The “westernization” of diets in developing countries, including higher consumption of processed foods with more fat and sugar, is increasing the incidence of obesity in their populations. At the same time, many people are malnourished because their diets are less diverse, with fewer fresh fruit, vegetable and protein options.

An Iowa State University graduate student in community and regional planning and sustainable agriculture will spend three months studying the impact of this “nutrition transition” and changing food-distribution systems in Ghana, West Africa, this summer.

Shelley Oltmans, Sherburn, Minn., received a $2,000 Butler Travel Award for International Studies in Sustainable Agriculture from ISU to conduct research on “food deserts” and food security in the context of a developing country like Ghana.

“In the United States, a food desert is an area where residents have little or no access to affordable, healthy foods,” Oltmans said. “I’ll be looking at Ghana’s capital, Accra, and mapping where people in that city get their food from. Food security is not only about getting enough calories but about access to good, healthy, affordable food.

“If the trends continue, developing countries will suffer the same problems we have with heart disease, diabetes and other health concerns,” she said. “My goal
is to help people find local solutions to healthier diets.” After completing her dual master’s degrees, Oltmans hopes to work with nongovernmental organizations doing “participatory international development,” she said. “I’d like to work with small land owners and help organize programs and funding, but let them decide what they need and how to accomplish that.”

International background

Oltmans is no stranger to international travel and development issues. She studied German in high school and was an exchange student in Germany for a
year between high school and college. She studied abroad in Holland for a semester during her senior year at the University of Minnesota, where she received a Bachelor of Arts in German studies and global studies with a minor in Dutch studies in 2006. Oltmans went to Italy in 2008 and did marketing and translation work for a security software company. She also raised money for the international Save the Children organization.
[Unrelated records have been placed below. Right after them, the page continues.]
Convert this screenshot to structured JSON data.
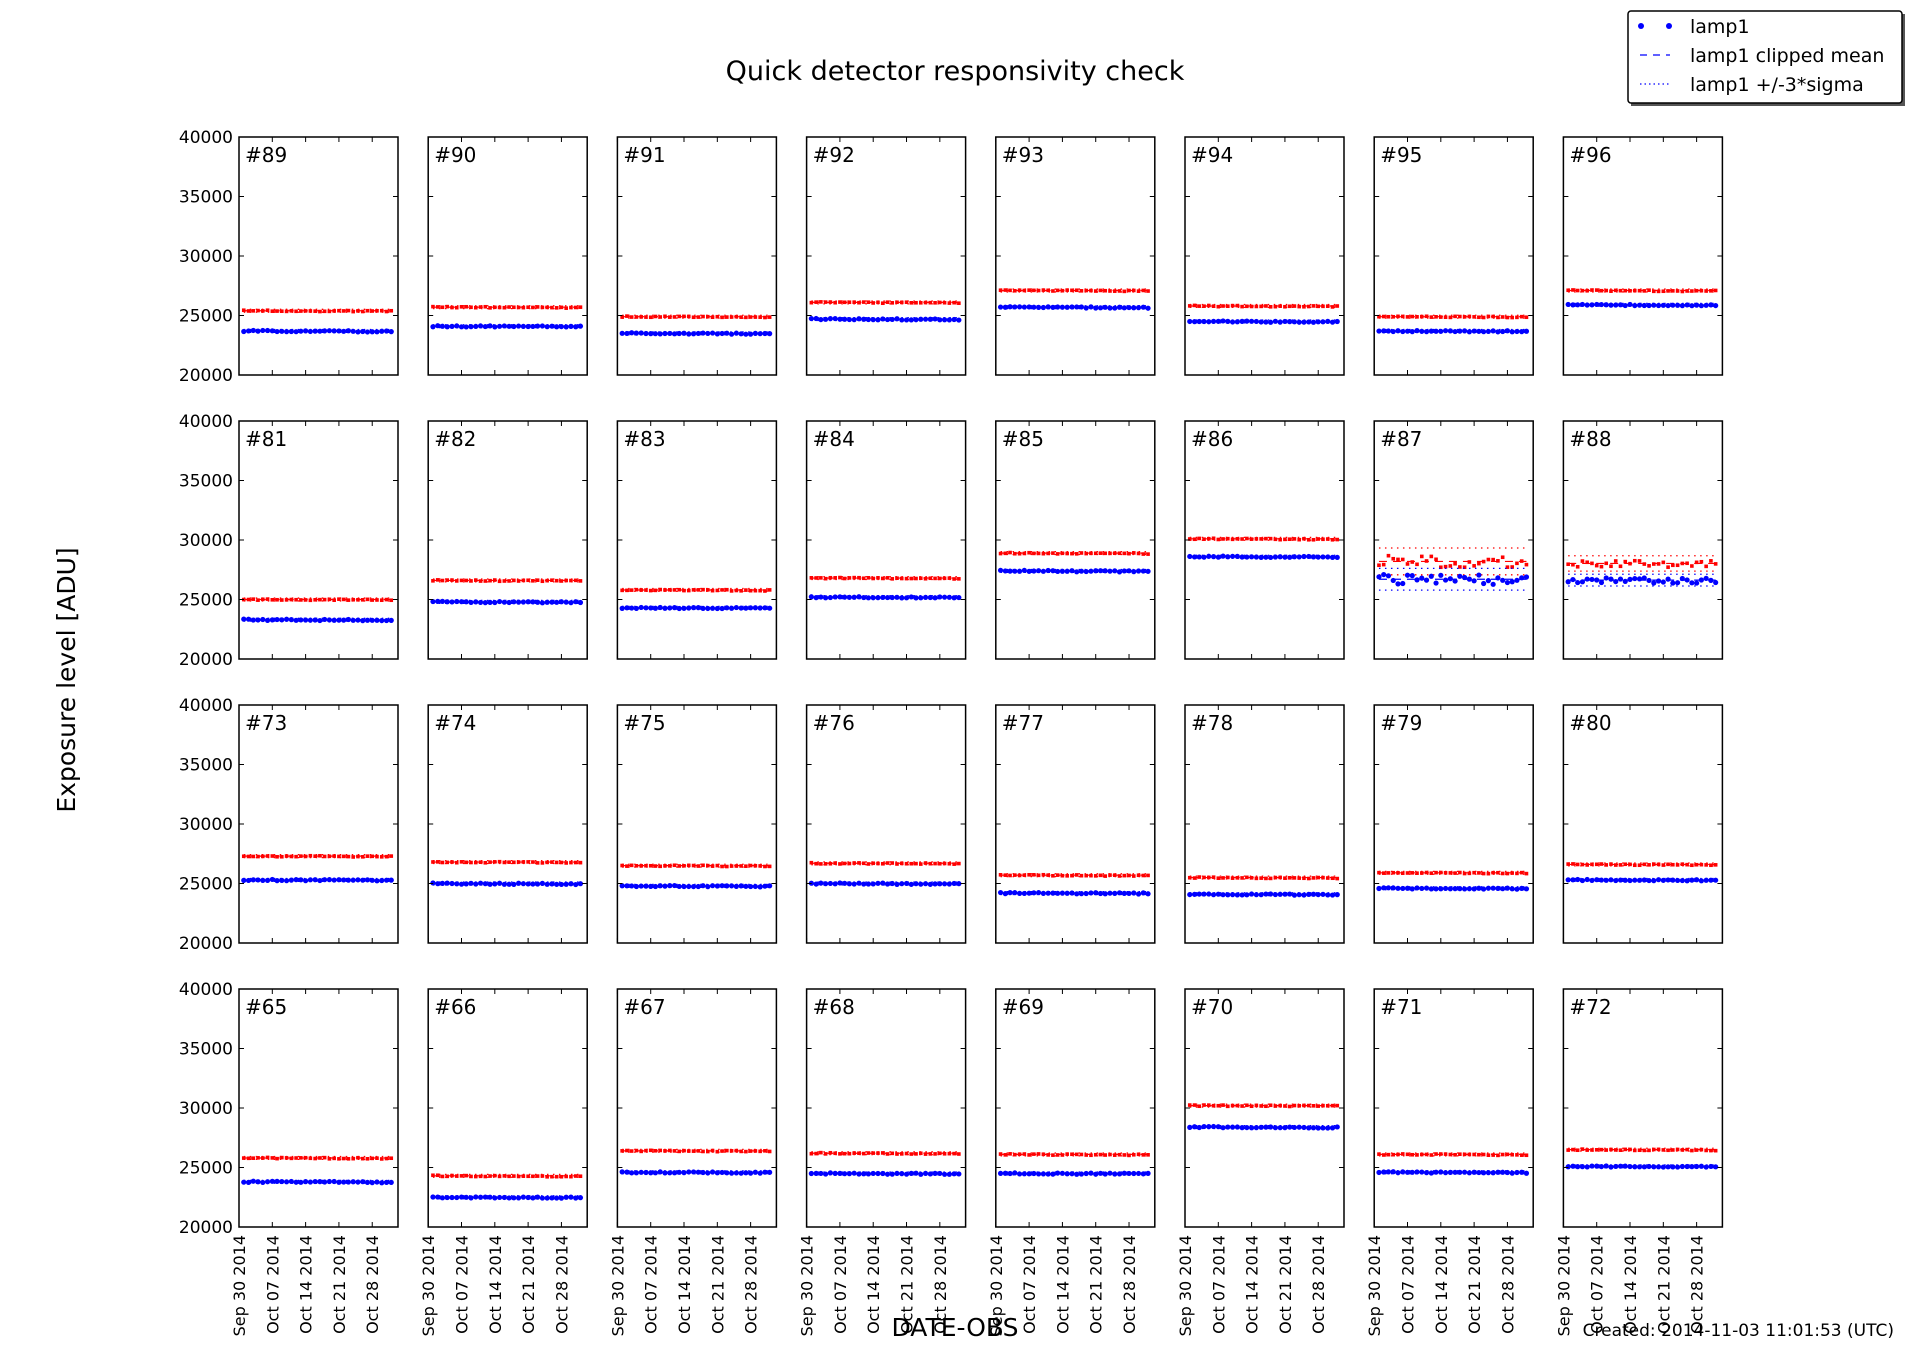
{
  "chart_data": {
    "type": "scatter",
    "title": "Quick detector responsivity check",
    "xlabel": "DATE-OBS",
    "ylabel": "Exposure level [ADU]",
    "footer": "Created: 2014-11-03 11:01:53 (UTC)",
    "ylim": [
      20000,
      40000
    ],
    "yticks": [
      "20000",
      "25000",
      "30000",
      "35000",
      "40000"
    ],
    "xlim": [
      "2014-09-30",
      "2014-11-02T10:00"
    ],
    "xticks": [
      {
        "date": "2014-09-30",
        "label": "Sep 30 2014"
      },
      {
        "date": "2014-10-07",
        "label": "Oct 07 2014"
      },
      {
        "date": "2014-10-14",
        "label": "Oct 14 2014"
      },
      {
        "date": "2014-10-21",
        "label": "Oct 21 2014"
      },
      {
        "date": "2014-10-28",
        "label": "Oct 28 2014"
      }
    ],
    "grid": false,
    "legend": {
      "placement": "top-right",
      "entries": [
        {
          "label": "lamp1",
          "style": "points"
        },
        {
          "label": "lamp1 clipped mean",
          "style": "dashed"
        },
        {
          "label": "lamp1 +/-3*sigma",
          "style": "dotted"
        }
      ]
    },
    "colors": {
      "lamp1": "#0000ff",
      "second_series": "#ff0000"
    },
    "observation_dates": {
      "first": "2014-10-01",
      "last": "2014-11-01",
      "step_days": 1
    },
    "panels": [
      {
        "label": "#89",
        "blue_mean": 23700,
        "blue_sigma": 40,
        "red_mean": 25400,
        "red_sigma": 40
      },
      {
        "label": "#90",
        "blue_mean": 24100,
        "blue_sigma": 40,
        "red_mean": 25700,
        "red_sigma": 40
      },
      {
        "label": "#91",
        "blue_mean": 23500,
        "blue_sigma": 40,
        "red_mean": 24900,
        "red_sigma": 40
      },
      {
        "label": "#92",
        "blue_mean": 24700,
        "blue_sigma": 40,
        "red_mean": 26100,
        "red_sigma": 40
      },
      {
        "label": "#93",
        "blue_mean": 25700,
        "blue_sigma": 40,
        "red_mean": 27100,
        "red_sigma": 40
      },
      {
        "label": "#94",
        "blue_mean": 24500,
        "blue_sigma": 40,
        "red_mean": 25800,
        "red_sigma": 40
      },
      {
        "label": "#95",
        "blue_mean": 23700,
        "blue_sigma": 40,
        "red_mean": 24900,
        "red_sigma": 40
      },
      {
        "label": "#96",
        "blue_mean": 25900,
        "blue_sigma": 40,
        "red_mean": 27100,
        "red_sigma": 40
      },
      {
        "label": "#81",
        "blue_mean": 23300,
        "blue_sigma": 40,
        "red_mean": 25000,
        "red_sigma": 40
      },
      {
        "label": "#82",
        "blue_mean": 24800,
        "blue_sigma": 40,
        "red_mean": 26600,
        "red_sigma": 40
      },
      {
        "label": "#83",
        "blue_mean": 24300,
        "blue_sigma": 40,
        "red_mean": 25800,
        "red_sigma": 40
      },
      {
        "label": "#84",
        "blue_mean": 25200,
        "blue_sigma": 40,
        "red_mean": 26800,
        "red_sigma": 40
      },
      {
        "label": "#85",
        "blue_mean": 27400,
        "blue_sigma": 40,
        "red_mean": 28900,
        "red_sigma": 40
      },
      {
        "label": "#86",
        "blue_mean": 28600,
        "blue_sigma": 40,
        "red_mean": 30100,
        "red_sigma": 40
      },
      {
        "label": "#87",
        "blue_mean": 26700,
        "blue_sigma": 305,
        "red_mean": 28200,
        "red_sigma": 375
      },
      {
        "label": "#88",
        "blue_mean": 26630,
        "blue_sigma": 165,
        "red_mean": 28030,
        "red_sigma": 215
      },
      {
        "label": "#73",
        "blue_mean": 25300,
        "blue_sigma": 40,
        "red_mean": 27300,
        "red_sigma": 40
      },
      {
        "label": "#74",
        "blue_mean": 25000,
        "blue_sigma": 40,
        "red_mean": 26800,
        "red_sigma": 40
      },
      {
        "label": "#75",
        "blue_mean": 24800,
        "blue_sigma": 40,
        "red_mean": 26500,
        "red_sigma": 40
      },
      {
        "label": "#76",
        "blue_mean": 25000,
        "blue_sigma": 40,
        "red_mean": 26700,
        "red_sigma": 40
      },
      {
        "label": "#77",
        "blue_mean": 24200,
        "blue_sigma": 40,
        "red_mean": 25700,
        "red_sigma": 40
      },
      {
        "label": "#78",
        "blue_mean": 24100,
        "blue_sigma": 40,
        "red_mean": 25500,
        "red_sigma": 40
      },
      {
        "label": "#79",
        "blue_mean": 24600,
        "blue_sigma": 40,
        "red_mean": 25900,
        "red_sigma": 40
      },
      {
        "label": "#80",
        "blue_mean": 25300,
        "blue_sigma": 40,
        "red_mean": 26600,
        "red_sigma": 40
      },
      {
        "label": "#65",
        "blue_mean": 23800,
        "blue_sigma": 40,
        "red_mean": 25800,
        "red_sigma": 40
      },
      {
        "label": "#66",
        "blue_mean": 22500,
        "blue_sigma": 40,
        "red_mean": 24300,
        "red_sigma": 40
      },
      {
        "label": "#67",
        "blue_mean": 24600,
        "blue_sigma": 40,
        "red_mean": 26400,
        "red_sigma": 40
      },
      {
        "label": "#68",
        "blue_mean": 24500,
        "blue_sigma": 40,
        "red_mean": 26200,
        "red_sigma": 40
      },
      {
        "label": "#69",
        "blue_mean": 24500,
        "blue_sigma": 40,
        "red_mean": 26100,
        "red_sigma": 40
      },
      {
        "label": "#70",
        "blue_mean": 28400,
        "blue_sigma": 40,
        "red_mean": 30200,
        "red_sigma": 40
      },
      {
        "label": "#71",
        "blue_mean": 24600,
        "blue_sigma": 40,
        "red_mean": 26100,
        "red_sigma": 40
      },
      {
        "label": "#72",
        "blue_mean": 25100,
        "blue_sigma": 40,
        "red_mean": 26500,
        "red_sigma": 40
      }
    ]
  }
}
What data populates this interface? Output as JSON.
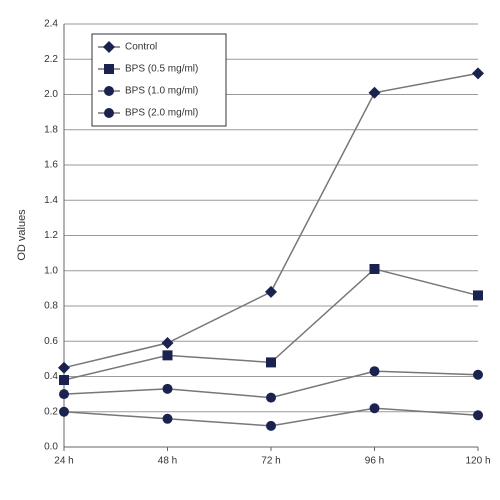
{
  "chart_data": {
    "type": "line",
    "y_label": "OD values",
    "categories": [
      "24 h",
      "48 h",
      "72 h",
      "96 h",
      "120 h"
    ],
    "series": [
      {
        "name": "Control",
        "color": "#1a2350",
        "marker": "diamond",
        "values": [
          0.45,
          0.59,
          0.88,
          2.01,
          2.12
        ]
      },
      {
        "name": "BPS (0.5 mg/ml)",
        "color": "#1a2350",
        "marker": "square",
        "values": [
          0.38,
          0.52,
          0.48,
          1.01,
          0.86
        ]
      },
      {
        "name": "BPS (1.0 mg/ml)",
        "color": "#1a2350",
        "marker": "circle",
        "values": [
          0.3,
          0.33,
          0.28,
          0.43,
          0.41
        ]
      },
      {
        "name": "BPS (2.0 mg/ml)",
        "color": "#1a2350",
        "marker": "circle",
        "values": [
          0.2,
          0.16,
          0.12,
          0.22,
          0.18
        ]
      }
    ],
    "ylim": [
      0,
      2.4
    ],
    "yticks": [
      {
        "value": 0,
        "label": "0.0"
      },
      0.2,
      0.4,
      0.6,
      0.8,
      {
        "value": 1,
        "label": "1.0"
      },
      1.2,
      1.4,
      1.6,
      1.8,
      {
        "value": 2,
        "label": "2.0"
      },
      2.2,
      2.4
    ],
    "grid": true,
    "legend": "top-left"
  }
}
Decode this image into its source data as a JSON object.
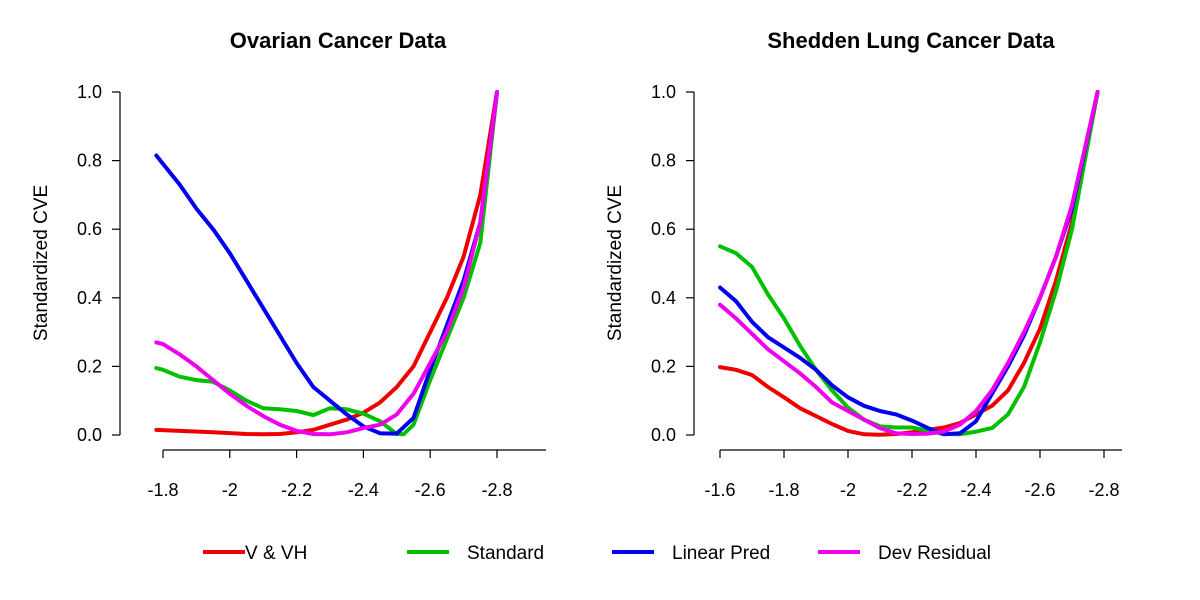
{
  "colors": {
    "red": "#ee0000",
    "green": "#00c000",
    "blue": "#0000ee",
    "magenta": "#ee00ee"
  },
  "chart_data": [
    {
      "type": "line",
      "title": "Ovarian Cancer Data",
      "xlabel": "",
      "ylabel": "Standardized CVE",
      "x_ticks": [
        "-1.8",
        "-2",
        "-2.2",
        "-2.4",
        "-2.6",
        "-2.8"
      ],
      "x_tick_values": [
        -1.8,
        -2.0,
        -2.2,
        -2.4,
        -2.6,
        -2.8
      ],
      "y_ticks": [
        "0.0",
        "0.2",
        "0.4",
        "0.6",
        "0.8",
        "1.0"
      ],
      "y_tick_values": [
        0,
        0.2,
        0.4,
        0.6,
        0.8,
        1.0
      ],
      "xlim": [
        -1.77,
        -2.95
      ],
      "ylim": [
        -0.04,
        1.04
      ],
      "grid": false,
      "series": [
        {
          "name": "V & VH",
          "color": "red",
          "x": [
            -1.78,
            -1.85,
            -1.95,
            -2.05,
            -2.1,
            -2.15,
            -2.2,
            -2.25,
            -2.3,
            -2.35,
            -2.4,
            -2.45,
            -2.5,
            -2.55,
            -2.6,
            -2.65,
            -2.7,
            -2.75,
            -2.8
          ],
          "y": [
            0.015,
            0.012,
            0.008,
            0.003,
            0.002,
            0.003,
            0.008,
            0.015,
            0.03,
            0.045,
            0.065,
            0.095,
            0.14,
            0.2,
            0.3,
            0.4,
            0.52,
            0.7,
            1.0
          ]
        },
        {
          "name": "Standard",
          "color": "green",
          "x": [
            -1.78,
            -1.8,
            -1.85,
            -1.9,
            -1.95,
            -2.0,
            -2.05,
            -2.1,
            -2.15,
            -2.2,
            -2.25,
            -2.3,
            -2.35,
            -2.4,
            -2.45,
            -2.5,
            -2.52,
            -2.55,
            -2.6,
            -2.65,
            -2.7,
            -2.75,
            -2.8
          ],
          "y": [
            0.195,
            0.19,
            0.17,
            0.16,
            0.155,
            0.13,
            0.1,
            0.078,
            0.075,
            0.07,
            0.058,
            0.078,
            0.075,
            0.062,
            0.04,
            0.003,
            0.002,
            0.03,
            0.16,
            0.28,
            0.4,
            0.56,
            1.0
          ]
        },
        {
          "name": "Linear Pred",
          "color": "blue",
          "x": [
            -1.78,
            -1.85,
            -1.9,
            -1.95,
            -2.0,
            -2.05,
            -2.1,
            -2.15,
            -2.2,
            -2.25,
            -2.3,
            -2.35,
            -2.4,
            -2.45,
            -2.5,
            -2.55,
            -2.6,
            -2.65,
            -2.7,
            -2.75,
            -2.8
          ],
          "y": [
            0.815,
            0.73,
            0.66,
            0.6,
            0.53,
            0.45,
            0.37,
            0.29,
            0.21,
            0.14,
            0.1,
            0.06,
            0.025,
            0.005,
            0.004,
            0.05,
            0.19,
            0.32,
            0.45,
            0.62,
            1.0
          ]
        },
        {
          "name": "Dev Residual",
          "color": "magenta",
          "x": [
            -1.78,
            -1.8,
            -1.85,
            -1.9,
            -1.95,
            -2.0,
            -2.05,
            -2.1,
            -2.15,
            -2.2,
            -2.25,
            -2.3,
            -2.35,
            -2.4,
            -2.45,
            -2.5,
            -2.55,
            -2.6,
            -2.65,
            -2.7,
            -2.75,
            -2.8
          ],
          "y": [
            0.27,
            0.265,
            0.235,
            0.2,
            0.16,
            0.12,
            0.085,
            0.055,
            0.03,
            0.012,
            0.003,
            0.002,
            0.008,
            0.02,
            0.03,
            0.06,
            0.12,
            0.21,
            0.3,
            0.43,
            0.62,
            1.0
          ]
        }
      ]
    },
    {
      "type": "line",
      "title": "Shedden Lung Cancer Data",
      "xlabel": "",
      "ylabel": "Standardized CVE",
      "x_ticks": [
        "-1.6",
        "-1.8",
        "-2",
        "-2.2",
        "-2.4",
        "-2.6",
        "-2.8"
      ],
      "x_tick_values": [
        -1.6,
        -1.8,
        -2.0,
        -2.2,
        -2.4,
        -2.6,
        -2.8
      ],
      "y_ticks": [
        "0.0",
        "0.2",
        "0.4",
        "0.6",
        "0.8",
        "1.0"
      ],
      "y_tick_values": [
        0,
        0.2,
        0.4,
        0.6,
        0.8,
        1.0
      ],
      "xlim": [
        -1.57,
        -2.85
      ],
      "ylim": [
        -0.04,
        1.04
      ],
      "grid": false,
      "series": [
        {
          "name": "V & VH",
          "color": "red",
          "x": [
            -1.6,
            -1.65,
            -1.7,
            -1.75,
            -1.8,
            -1.85,
            -1.9,
            -1.95,
            -2.0,
            -2.05,
            -2.1,
            -2.15,
            -2.2,
            -2.25,
            -2.3,
            -2.35,
            -2.4,
            -2.45,
            -2.5,
            -2.55,
            -2.6,
            -2.65,
            -2.7,
            -2.78
          ],
          "y": [
            0.198,
            0.19,
            0.175,
            0.14,
            0.11,
            0.078,
            0.055,
            0.032,
            0.012,
            0.002,
            0.001,
            0.003,
            0.008,
            0.015,
            0.022,
            0.035,
            0.06,
            0.085,
            0.13,
            0.21,
            0.31,
            0.45,
            0.62,
            1.0
          ]
        },
        {
          "name": "Standard",
          "color": "green",
          "x": [
            -1.6,
            -1.65,
            -1.7,
            -1.75,
            -1.8,
            -1.85,
            -1.9,
            -1.95,
            -2.0,
            -2.05,
            -2.1,
            -2.15,
            -2.2,
            -2.25,
            -2.3,
            -2.35,
            -2.4,
            -2.45,
            -2.5,
            -2.55,
            -2.6,
            -2.65,
            -2.7,
            -2.78
          ],
          "y": [
            0.55,
            0.53,
            0.49,
            0.41,
            0.34,
            0.26,
            0.19,
            0.13,
            0.08,
            0.045,
            0.025,
            0.022,
            0.022,
            0.012,
            0.003,
            0.002,
            0.01,
            0.02,
            0.06,
            0.14,
            0.27,
            0.42,
            0.6,
            1.0
          ]
        },
        {
          "name": "Linear Pred",
          "color": "blue",
          "x": [
            -1.6,
            -1.65,
            -1.7,
            -1.75,
            -1.8,
            -1.85,
            -1.9,
            -1.95,
            -2.0,
            -2.05,
            -2.1,
            -2.15,
            -2.2,
            -2.25,
            -2.3,
            -2.35,
            -2.4,
            -2.45,
            -2.5,
            -2.55,
            -2.6,
            -2.65,
            -2.7,
            -2.78
          ],
          "y": [
            0.43,
            0.39,
            0.33,
            0.285,
            0.255,
            0.225,
            0.19,
            0.145,
            0.11,
            0.085,
            0.07,
            0.06,
            0.042,
            0.02,
            0.002,
            0.005,
            0.04,
            0.12,
            0.2,
            0.29,
            0.4,
            0.52,
            0.66,
            1.0
          ]
        },
        {
          "name": "Dev Residual",
          "color": "magenta",
          "x": [
            -1.6,
            -1.65,
            -1.7,
            -1.75,
            -1.8,
            -1.85,
            -1.9,
            -1.95,
            -2.0,
            -2.05,
            -2.1,
            -2.15,
            -2.2,
            -2.25,
            -2.3,
            -2.35,
            -2.4,
            -2.45,
            -2.5,
            -2.55,
            -2.6,
            -2.65,
            -2.7,
            -2.78
          ],
          "y": [
            0.38,
            0.34,
            0.295,
            0.25,
            0.215,
            0.18,
            0.14,
            0.095,
            0.07,
            0.045,
            0.02,
            0.005,
            0.003,
            0.004,
            0.01,
            0.03,
            0.07,
            0.13,
            0.21,
            0.3,
            0.4,
            0.52,
            0.67,
            1.0
          ]
        }
      ]
    }
  ],
  "legend": {
    "placement": "bottom",
    "items": [
      {
        "label": "V & VH",
        "color": "red"
      },
      {
        "label": "Standard",
        "color": "green"
      },
      {
        "label": "Linear Pred",
        "color": "blue"
      },
      {
        "label": "Dev Residual",
        "color": "magenta"
      }
    ]
  }
}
Back in the U.S., Oltmans joined AmeriCorps and served an 11-month term as a Minnesota Conservation Corps crew leader. Through this program she worked with the U.S. Fish and Wildlife Service, National Park Service and Minnesota Department of Natural Resources on projects including wildland firefighting
and invasive species removal.

These diverse experiences shaped Oltmans’ interests in environmental planning, food security and international development.

She enrolled in Iowa State’s new Master of Community and Regional Planning/Master of Science in sustainable agriculture dual-degree program to learn about planning strategies on the local, national and international levels, “and because I believe agricultural development—not necessarily modernization—is one of the most important things to improve the conditions of people in developing countries,” she said.

“Every experience has built on the previous to lead me into international development,” Oltmans said. “I want to be able to live my life traveling, learning about different cultures and people, to understand what they want and assist them in getting there.”